Introduction
This protocol is used to add a phosphate group to the 5′ end of a single or double stranded DNA molecule. Most primers, for example, are ordered without this being added as it requires an extra synthesis step and hence greater cost. However subsequent ligation steps are more efficient if these phosphate groups are added.
- T4 Polynucleotide Kinase is an enzyme that can perform this on blunt or overhanging DNA ends. T4 polynucleotide kinase phosphorylates single-stranded DNA most efficiently, followed by overhanging ends, and then by blunt-ended double-stranded DNA.
- The above website outlines a protocol for use that is modified and summarized below.

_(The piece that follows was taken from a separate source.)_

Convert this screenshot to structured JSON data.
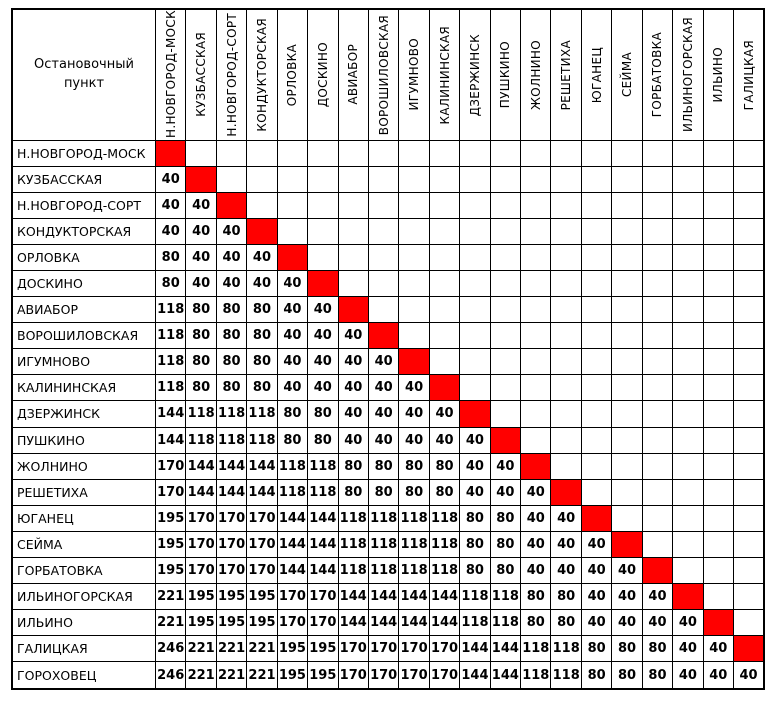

- If you plan on PNK treating complementary oligos it is best to do so prior to annealing the oligos since phosphorylation of single-stranded DNA is more efficient (see above) and also because the heat inactivation step may be close to the melting temperature of the annealed oligos.
- T4 PNK can also be used to phosphorylate RNA, and is commonly used for radiolabeling RNA. Ensure that the enzyme you are using for labeling RNA is RNase-free (this is the case for most commercial enzymes).
Reaction Mix (10μl)
- 1 μL PNK stock (10,000 U/ml)
- 1 μL T4 Ligase Buffer
- 8 μL Substrate
Reaction Conditions
- 37°C for 30mins
- 65°C for 20mins
- Store at 4°C
Notes
- The T4 Ligase Buffer provides the required ATP and substitutes for the PNK Buffer and ATP in the NEB protocol. It is actually possible to perform the PNK step and a ligation step simultaneously although I have not done this.
- Performing this protocol on an insert along with a phosphatase step on the vector can greatly improve the efficiency of a ligation by reducing the likelihood of a vector religating at the same time as making the ligation of vector and insert more likely.